22. Bu aşamada belirtmek gerekir ki ipoteğin paraya çevrilmesi yolu ile (ilamsız ve ilamlı) takip talebi üzerine icra dairesi, kendiliğinden satış hazırlıklarına başlar. Bu maksatla, tapudan kayıt örneklerini ve belediyeden taşınmazın son imar durumunu getirtir ve takibin kesinleşmesini beklemeden kıymet takdirini (İİK m. 128/2, 4; m. l28/a) yaptırır (İİK m. 150/d). İcra dairesi takip talebi üzerine re’sen satış hazırlıklarına başlayabilir ise de talep olmadan re’sen rehinli malı satamaz. İİK’nın 150/g maddesinin atfı ile uygulanması gereken aynı Kanun’un 123 ila 136. maddeleri gereğince rehinli (ipotekli) taşınmaz mallar yalnız açık artırma yolu ile satılır.

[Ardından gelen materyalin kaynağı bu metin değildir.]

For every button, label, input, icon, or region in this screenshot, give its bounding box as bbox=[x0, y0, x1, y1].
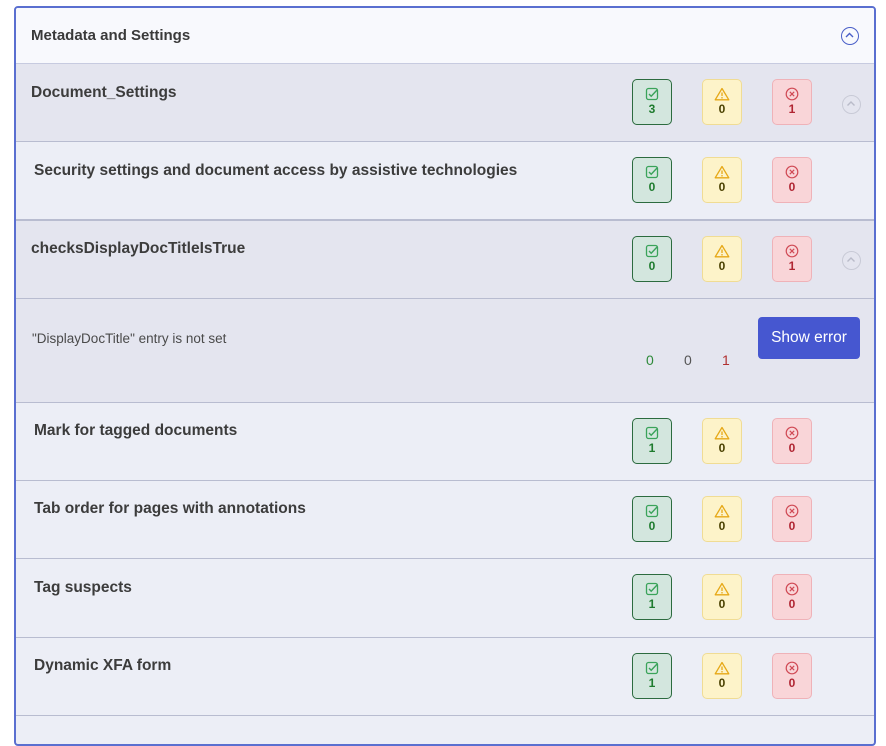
x-circle-icon bbox=[785, 426, 799, 440]
passed-badge: 0 bbox=[632, 236, 672, 282]
error-badge: 0 bbox=[772, 157, 812, 203]
passed-badge: 0 bbox=[632, 157, 672, 203]
section-row-checks-display-doc-title[interactable]: checksDisplayDocTitleIsTrue 0 0 1 bbox=[16, 220, 874, 299]
passed-count: 0 bbox=[648, 519, 656, 533]
passed-count: 1 bbox=[648, 441, 656, 455]
warning-count: 0 bbox=[718, 180, 726, 194]
check-square-icon bbox=[645, 426, 659, 440]
passed-count: 0 bbox=[648, 259, 656, 273]
warning-count: 0 bbox=[718, 676, 726, 690]
row-title: Mark for tagged documents bbox=[34, 422, 238, 439]
check-square-icon bbox=[645, 165, 659, 179]
warning-triangle-icon bbox=[714, 165, 730, 179]
passed-badge: 0 bbox=[632, 496, 672, 542]
error-count: 0 bbox=[788, 441, 796, 455]
error-count: 1 bbox=[788, 259, 796, 273]
section-row-tab-order[interactable]: Tab order for pages with annotations 0 0… bbox=[16, 481, 874, 559]
x-circle-icon bbox=[785, 165, 799, 179]
passed-count: 1 bbox=[648, 676, 656, 690]
error-count: 0 bbox=[788, 180, 796, 194]
error-badge: 0 bbox=[772, 653, 812, 699]
row-title: Tag suspects bbox=[34, 579, 132, 596]
chevron-up-icon[interactable] bbox=[841, 27, 859, 45]
x-circle-icon bbox=[785, 244, 799, 258]
warning-triangle-icon bbox=[714, 87, 730, 101]
warning-triangle-icon bbox=[714, 426, 730, 440]
warning-badge: 0 bbox=[702, 157, 742, 203]
warning-badge: 0 bbox=[702, 653, 742, 699]
row-title: Dynamic XFA form bbox=[34, 657, 172, 674]
x-circle-icon bbox=[785, 504, 799, 518]
warning-count: 0 bbox=[718, 519, 726, 533]
error-badge: 0 bbox=[772, 574, 812, 620]
passed-badge: 1 bbox=[632, 574, 672, 620]
passed-badge: 3 bbox=[632, 79, 672, 125]
error-count: 0 bbox=[788, 597, 796, 611]
check-square-icon bbox=[645, 582, 659, 596]
check-square-icon bbox=[645, 661, 659, 675]
section-row-mark-tagged[interactable]: Mark for tagged documents 1 0 0 bbox=[16, 403, 874, 481]
show-error-button[interactable]: Show error bbox=[758, 317, 860, 359]
warning-count: 0 bbox=[718, 102, 726, 116]
error-badge: 1 bbox=[772, 79, 812, 125]
error-count: 0 bbox=[788, 519, 796, 533]
error-badge: 0 bbox=[772, 418, 812, 464]
error-count: 1 bbox=[788, 102, 796, 116]
detail-error-count: 1 bbox=[722, 352, 730, 368]
error-badge: 0 bbox=[772, 496, 812, 542]
warning-count: 0 bbox=[718, 259, 726, 273]
error-count: 0 bbox=[788, 676, 796, 690]
x-circle-icon bbox=[785, 582, 799, 596]
panel-title: Metadata and Settings bbox=[31, 27, 191, 44]
row-title: Document_Settings bbox=[31, 84, 177, 101]
check-square-icon bbox=[645, 87, 659, 101]
row-title: Security settings and document access by… bbox=[34, 162, 518, 179]
warning-badge: 0 bbox=[702, 236, 742, 282]
detail-passed-count: 0 bbox=[646, 352, 654, 368]
passed-badge: 1 bbox=[632, 418, 672, 464]
check-square-icon bbox=[645, 504, 659, 518]
warning-triangle-icon bbox=[714, 582, 730, 596]
passed-badge: 1 bbox=[632, 653, 672, 699]
passed-count: 3 bbox=[648, 102, 656, 116]
x-circle-icon bbox=[785, 661, 799, 675]
x-circle-icon bbox=[785, 87, 799, 101]
check-detail: "DisplayDocTitle" entry is not set 0 0 1… bbox=[16, 299, 874, 403]
warning-badge: 0 bbox=[702, 418, 742, 464]
passed-count: 0 bbox=[648, 180, 656, 194]
warning-badge: 0 bbox=[702, 496, 742, 542]
warning-badge: 0 bbox=[702, 79, 742, 125]
panel-header[interactable]: Metadata and Settings bbox=[16, 8, 874, 64]
warning-badge: 0 bbox=[702, 574, 742, 620]
metadata-settings-panel: Metadata and Settings Document_Settings … bbox=[14, 6, 876, 746]
section-row-document-settings[interactable]: Document_Settings 3 0 1 bbox=[16, 64, 874, 142]
error-badge: 1 bbox=[772, 236, 812, 282]
warning-triangle-icon bbox=[714, 504, 730, 518]
row-title: Tab order for pages with annotations bbox=[34, 500, 306, 517]
detail-warning-count: 0 bbox=[684, 352, 692, 368]
section-row-security-settings[interactable]: Security settings and document access by… bbox=[16, 142, 874, 220]
check-square-icon bbox=[645, 244, 659, 258]
passed-count: 1 bbox=[648, 597, 656, 611]
warning-triangle-icon bbox=[714, 661, 730, 675]
row-title: checksDisplayDocTitleIsTrue bbox=[31, 240, 246, 257]
chevron-up-icon[interactable] bbox=[842, 95, 861, 114]
detail-message: "DisplayDocTitle" entry is not set bbox=[32, 331, 227, 346]
chevron-up-icon[interactable] bbox=[842, 251, 861, 270]
warning-count: 0 bbox=[718, 441, 726, 455]
warning-triangle-icon bbox=[714, 244, 730, 258]
section-row-dynamic-xfa[interactable]: Dynamic XFA form 1 0 0 bbox=[16, 638, 874, 716]
section-row-tag-suspects[interactable]: Tag suspects 1 0 0 bbox=[16, 559, 874, 638]
warning-count: 0 bbox=[718, 597, 726, 611]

23. İcra ve İflas Kanunu’nun 150/e maddesi “…(Değişik birinci fıkra: 2/7/2012-6352/32 md.) Alacaklı, taşınır rehnin satışını ödeme veya icra emrinin tebliğinden itibaren altı ay içinde, taşınmaz rehnin satışını da aynı tarihten itibaren bir yıl içinde isteyebilir.

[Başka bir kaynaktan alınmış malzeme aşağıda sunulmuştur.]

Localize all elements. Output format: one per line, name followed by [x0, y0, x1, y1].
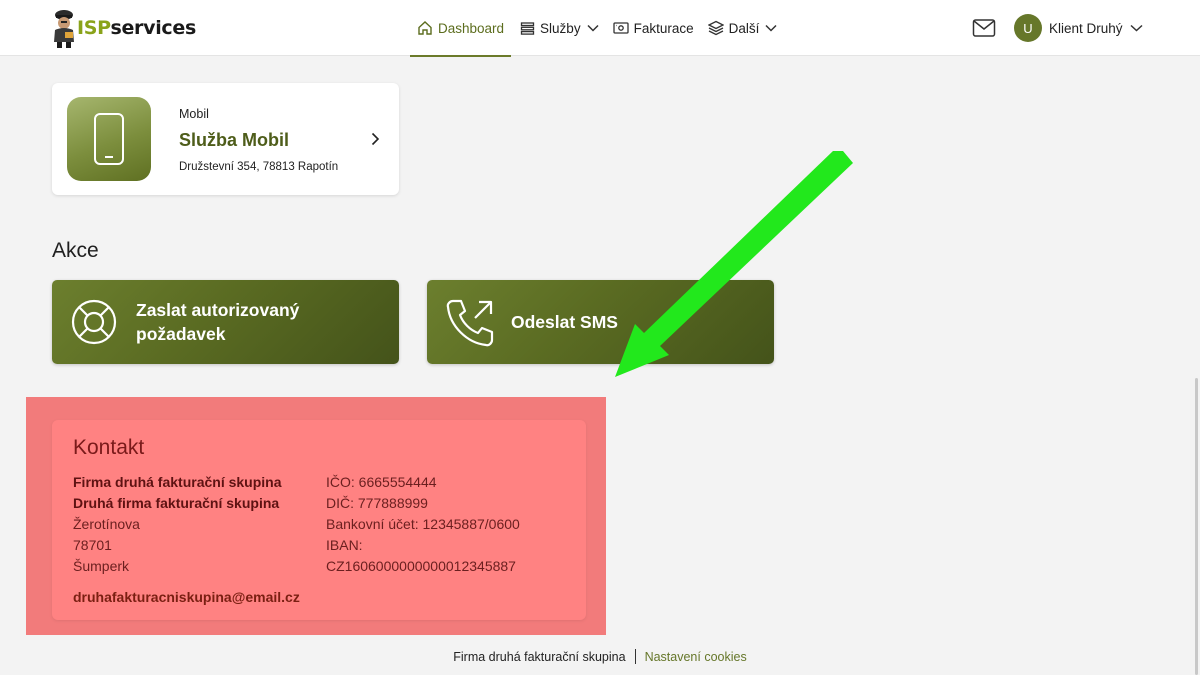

Satış yukarıdaki fıkrada gösterilen müddetler içinde istenmez veya talep geri alınıp da bu müddetler içinde yenilenmezse takip düşer.
78 inci maddenin 2 nci fıkrası hükmü rehnin paraya çevrilmesi yoliyle takipte de kıyasen uygulanır…” şeklindedir.
24. İcra ve İflas Kanunu’nun 78. maddesinin 2. fıkrası ise “Haciz istemek hakkı, ödeme emrinin tebliği tarihinden itibaren bir sene geçmekle düşer. İtiraz veya dava halinde bunların vukuundan hükmün katileşmesine kadar veya alacaklıyla borçlunun icra dairesinde taksit sözleşmeleri yapmaları halinde taksit sözleşmesinin ihlaline kadar geçen zaman hesaba katılmaz.” düzenlemesini içermektedir.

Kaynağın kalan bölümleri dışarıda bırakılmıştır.